Un/a niño/a no es lo suficiente maduro para entender que la manera en que otros la tratan tiene que ver con ellos, no con el/ella. Siempre va a pensar que los adultos la tratan como se merece, no lo va a poner en duda, simplemente lo aceptará, y por tanto dejará de confiar en sí mismo, dejará de quererse y estará convencido de que hay algo que no funciona en el/ella. Imagina el impacto que esto va a tener en su vida adulta.

Cada vez que como niñ@ tengo que renunciar a mi verdadera necesidad, eso me genera una emoción que puede ser tristeza, rabia, decepción, miedo, vergüenza, asco. Las emociones reprimidas en la infancia se quedan guardadas, no desaparecen, se almacenan sin ser procesadas. Cuando fuiste niñ@ te tocó vivir experiencias con tus padres y en la escuela que no supiste cómo resolver. Viviste lo que te tocó vivir y el resultado fue que en esos momentos tuviste que hacer maniobras para poder defenderte de esas experiencias que te provocaban dolor, bloqueaste tus necesidades emocionales y acabaste diciéndote que NO a ti mism@. Estos bloqueos emocionales son tus disparadores, muchos años después sigues repitiendo esos mismos patrones defensivos porque quieres evitar ese dolor. Este es un mecanismo inconsciente que lo que busca es protegernos. Por eso requiere de un alto grado de consciencia para poder darnos cuenta.

Te pongo algunos ejemplos de cómo lo que paso en la infancia puede estar manifestándose en la vida adulta:

Una niña a la que le daban comida para que se calmase y dejase de llorar puede ser una adulta que se calma comiendo.

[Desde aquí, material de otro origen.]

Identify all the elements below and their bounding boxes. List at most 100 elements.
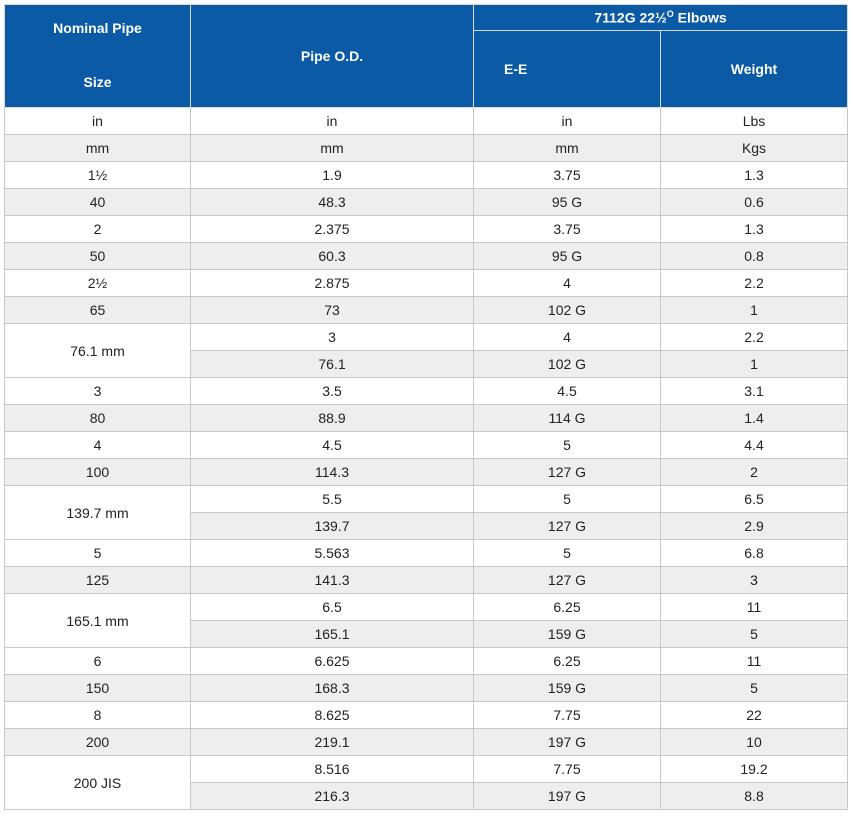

Una niña a la que no le dejaban quejarse porque molestaba puede ser una adulta que no reconoce su dolor.

Una niña que tenía hermanos pequeños y le decían que tenía que ser buena y cuidarlos puede ser una adulta que está pendiente de que todos estén bien, pero se olvida de estar bien ella misma.

Una niña a la que nunca le daban la razón ni podía opinar o decidir puede ser una adulta que necesita estar por encima del resto y está a la defensiva.

Una niña a la que le decían que no fuese desagradecida y negaban sus motivos para estar triste puede ser una adulta que hoy ignora sus señales de tristeza y reprime el llanto.

Una niña a la que reñían y castigaban si no era excelente en la etapa escolar puede ser una adulta que pasa muchas horas de su vida trabajando y nunca es suficiente.

Una niña que se sintió sola y con falta de afecto puede ser una adulta que no sabe poner límites a los demás y construye relaciones de dependencia.

Una niña que tuvo adultos muy exigentes y autoritarios que no permitían los errores puede ser una adulta que se exige mucho y está pensando siempre en cómo ser perfecta.

Una niña que vivió una educación represiva y abusiva puede ser una adulta que no sabe escuchar sus necesidades y se muestra complaciente con los demás.

Cuando hablamos de herida infantil nos referimos a la distancia que existe entre lo que necesitaste y lo que recibiste. No se trata tanto de lo que pasó, sino más bien de la soledad con la que viviste aquello que pasó y sobre todo, lo que te hizo sentir aquello.